From the Centre for Vascular Diseases and *Department of Radiology Merkur Clinical Hospital, Zagreb, Croatia
Background. To evaluate the use of temporary intraluminal shunt (IS) during operations in our patients for asymptomatic carotid stenosis (ACS) of the internal carotid artery (ICA).
Methods. Complications of ICA endarterectomy were reviewed in two groups of asymptomatic patients. In group A (144 patients, operation 1972-1985) temporary IS was used in 43 patients with the intraoperatively measured ICA back pressure <50 mmHg. In group B (170 patients, operation 1986-1998) shunt was used in all cases.

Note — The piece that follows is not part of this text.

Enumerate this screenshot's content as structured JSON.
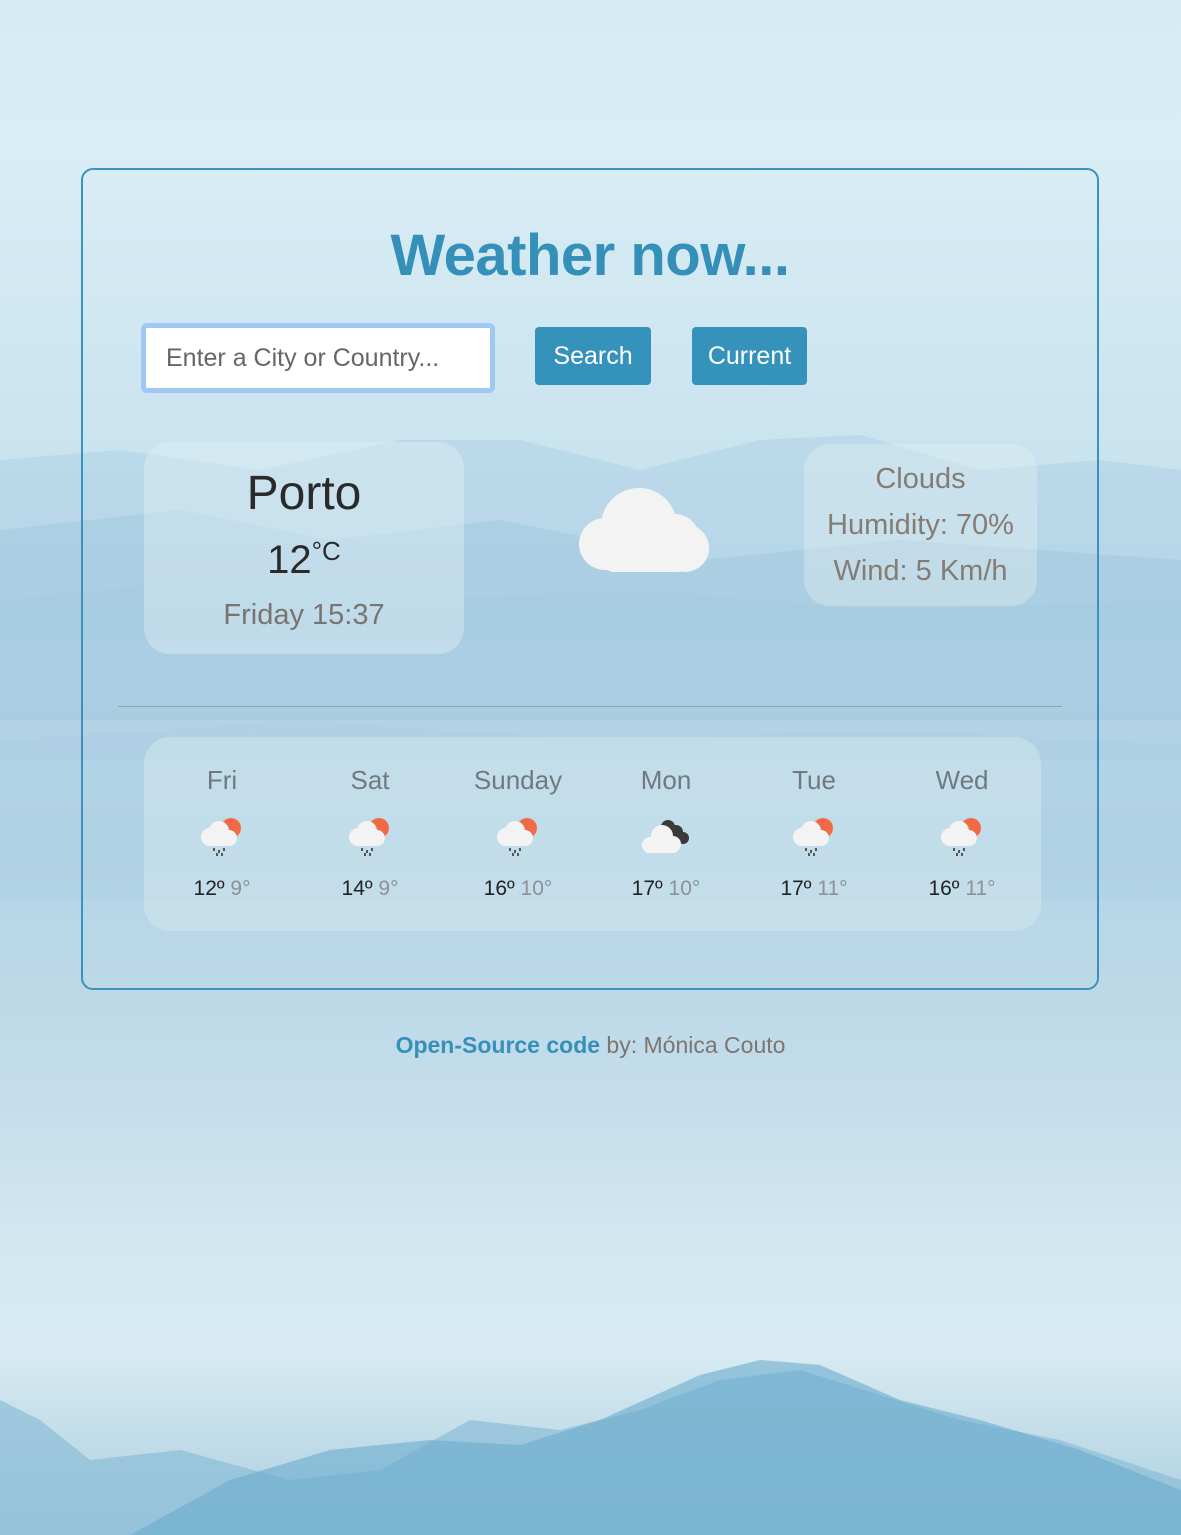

Results. The incidence of neurologic deficit was higher ia group A than in group B (5.6% vs 1.2%, p<0.05). Within group A, the incidence of neurologic deficit was significantly higher in the subgroup with back pressure >50 mmHg, and thus without shunt, than in group B with routine use of shunt (6.0% vs 1.2%, p<0.05). There were no differences in the incidence of shunt-related complications between the groups (3.0% vs 4.0%, p>0.05). We had no mortality after operations of asymptomatic patients.
Conclusions. The routine use of IS reduced the rate of intraoperative and early postoperative neurologic complications of asymptomatic carotid endarterectomy, and it was not associated with a higher incidence of complications.